Semarang – Pascapenyerangan terhadap Syekh Ali Jaber di Masjid Fallahudin, Kota Bandar Lampung, Minggu (13/09/2020) lalu, beredar spekulasi tentang sesuatu di balik aksi tersebut.
Ada yang menggunakan isu tersebut untuk mendiskreditkan pemerintah dengan tuduhan bahwa pemerintah gagal melindungi ulama. Ada pula yang mengkaitkan kejadian itu dengan isu kebangkitan Partai Komunis Indonesia (PKI).

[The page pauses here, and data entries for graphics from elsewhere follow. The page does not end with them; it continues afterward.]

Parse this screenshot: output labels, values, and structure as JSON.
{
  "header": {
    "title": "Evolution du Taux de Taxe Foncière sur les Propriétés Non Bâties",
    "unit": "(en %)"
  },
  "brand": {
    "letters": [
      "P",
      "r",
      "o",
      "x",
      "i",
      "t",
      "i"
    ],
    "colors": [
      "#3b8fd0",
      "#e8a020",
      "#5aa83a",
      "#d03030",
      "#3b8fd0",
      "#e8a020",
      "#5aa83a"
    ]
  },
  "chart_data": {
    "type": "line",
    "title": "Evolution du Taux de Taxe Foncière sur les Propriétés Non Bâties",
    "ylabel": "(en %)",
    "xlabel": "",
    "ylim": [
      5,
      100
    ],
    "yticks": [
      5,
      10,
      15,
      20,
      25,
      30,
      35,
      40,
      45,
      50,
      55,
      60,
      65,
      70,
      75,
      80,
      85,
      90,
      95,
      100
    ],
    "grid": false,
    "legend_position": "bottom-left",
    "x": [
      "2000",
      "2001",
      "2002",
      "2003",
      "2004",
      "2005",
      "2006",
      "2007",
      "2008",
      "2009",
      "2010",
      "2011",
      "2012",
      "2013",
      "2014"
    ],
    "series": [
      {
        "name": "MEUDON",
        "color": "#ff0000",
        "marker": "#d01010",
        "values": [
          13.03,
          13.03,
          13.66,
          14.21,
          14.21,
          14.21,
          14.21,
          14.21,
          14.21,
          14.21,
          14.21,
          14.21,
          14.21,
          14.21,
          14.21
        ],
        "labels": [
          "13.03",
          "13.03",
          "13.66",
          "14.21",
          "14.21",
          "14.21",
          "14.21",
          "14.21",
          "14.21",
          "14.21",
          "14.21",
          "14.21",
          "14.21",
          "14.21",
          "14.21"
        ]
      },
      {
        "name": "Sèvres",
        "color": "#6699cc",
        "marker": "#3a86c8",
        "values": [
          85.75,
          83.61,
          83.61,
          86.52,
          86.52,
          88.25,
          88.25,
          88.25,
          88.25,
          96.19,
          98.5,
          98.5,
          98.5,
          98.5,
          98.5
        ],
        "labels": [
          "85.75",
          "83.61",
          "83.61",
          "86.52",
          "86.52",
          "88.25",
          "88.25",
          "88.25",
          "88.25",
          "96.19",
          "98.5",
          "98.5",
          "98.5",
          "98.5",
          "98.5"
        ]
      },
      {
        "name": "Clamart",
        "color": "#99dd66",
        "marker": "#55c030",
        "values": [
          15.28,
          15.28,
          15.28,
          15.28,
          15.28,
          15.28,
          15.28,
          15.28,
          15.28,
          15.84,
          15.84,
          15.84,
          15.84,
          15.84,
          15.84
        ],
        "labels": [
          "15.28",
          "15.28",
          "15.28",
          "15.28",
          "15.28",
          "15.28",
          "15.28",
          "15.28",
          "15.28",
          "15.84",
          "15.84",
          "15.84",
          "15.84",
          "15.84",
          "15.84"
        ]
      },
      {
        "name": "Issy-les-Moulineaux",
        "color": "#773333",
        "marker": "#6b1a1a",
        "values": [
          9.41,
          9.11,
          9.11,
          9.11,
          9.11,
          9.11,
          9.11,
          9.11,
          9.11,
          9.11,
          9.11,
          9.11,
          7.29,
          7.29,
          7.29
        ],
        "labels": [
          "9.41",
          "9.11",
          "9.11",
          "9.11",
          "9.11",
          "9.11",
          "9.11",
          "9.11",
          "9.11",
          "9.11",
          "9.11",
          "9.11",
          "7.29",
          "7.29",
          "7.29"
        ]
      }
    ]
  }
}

Menurut pengamat politik dan keamanan, Dr. Sri Yunanto, komentar-komentar spekulatif tersebut bernuansa ‘adu domba’. Hal itu justru memprovokasi atau mengompori umat Islam untuk mengecam, mendiskreditkan atau mendelegitimasi pemerintah dengan mengaitkan dengan PKI dan kemudian main hakim sendiri.
“Bisa jadi kelompok ini memanfaatkan momentum tanggal 30 September mendatang yang dalam sejarah Indonesia sebagai momentum pengkhianatan PKI terhadap bangsa Indonesia, untuk menyerang pemerintah dan memfitnah Presiden Jokowi,” kata Sri Yunanto dalam keterangan tertulis Kamis (17/09).
Sri Yunanto menegaskan, bangsa Indonesia telah menutup rapat terhadap kebangkitan PKI. Bahkan, pemerinh dan negara terikat dengan Ketetapan MPRS Nomor XXV/MPRS/1966 tentang pembubaran PKI dan melarang pembentukannya.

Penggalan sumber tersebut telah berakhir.